Senin, 05 Maret 2012

Rambu Meha dan Konda Ngguna: Penggerak Perempuan Sumba

MARLINA RAMBU MEHA
Lahir: Kananggar, Sumba Timur,14 Agustus 1971
Suami: Abas Hukung
Anak:
- Junaidin (20)
- Hidayat (18)
- Ayu Rahmatya (16)
Pekerjaan: Ibu rumah tangga dan Penasehat KWT Tapa Walla Badi

KONDA NGGUNA
Lahir: Wairinding, Sumba Timur, 14 Februari1971
Suami: Dicky Talu Ndewa
Anak:
- Dewiyanti (15)
- Arnaldus (10)
- Yudian (18 bulan)
Pekerjaan: Ketua KWT Tapa Walla Badi

Kelompok wanita tani (KWT) Tapa Walla Badi di Kambata, Desa Mbata Kapidu, Kecamatan Kota Waingapu, Kabupaten Sumba Timur, Pulau Sumba, Nusa Tenggara Timur, tengah naik daun. Ini seiring berbagai langkah KWT untuk meningkatkan kondisi sosial-ekonomi masyarakat setempat.

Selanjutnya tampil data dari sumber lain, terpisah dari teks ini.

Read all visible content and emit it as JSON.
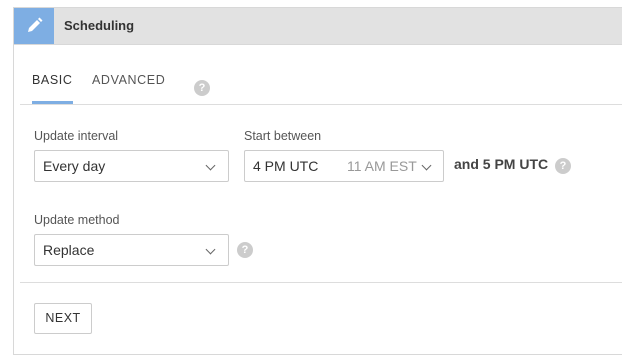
{
  "header": {
    "title": "Scheduling",
    "icon": "pencil-icon",
    "accent_color": "#7eaee3"
  },
  "tabs": [
    {
      "label": "BASIC",
      "active": true
    },
    {
      "label": "ADVANCED",
      "active": false
    }
  ],
  "tabs_help": "?",
  "update_interval": {
    "label": "Update interval",
    "value": "Every day"
  },
  "start_between": {
    "label": "Start between",
    "value": "4 PM UTC",
    "secondary": "11 AM EST",
    "and_text": "and 5 PM UTC",
    "help": "?"
  },
  "update_method": {
    "label": "Update method",
    "value": "Replace",
    "help": "?"
  },
  "next_button": {
    "label": "NEXT"
  }
}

OLEH FRANS SARONG DAN BRIGITTA ISWORO

Mereka berhasil menembus 16 nominasi peraih Kehati award ke-7 dari 100 peserta perseorangan/kelompok. Kelompok ini dimotori dua perempuan, Marlina Rambu Meha dan Konda Ngguna. Kehati adalah yayasan yang memberikan dukungan dan sumber daya guna memfasilitasi berbagai aktivitas, konservasi, dan penggunaan biodiversitas di Indonesia secara berkelanjutan.
     Puji Sumedi dari Kehati mengatakan, penghargaan kali ini difokuskan pada ketahanan pangan. Nominasi penghargaan ini adalah perseorangan atau kelompok yang dinilai serius mengupayakan ketahanan pangan terutama mengandalkan berbagai jenis pangan lokal.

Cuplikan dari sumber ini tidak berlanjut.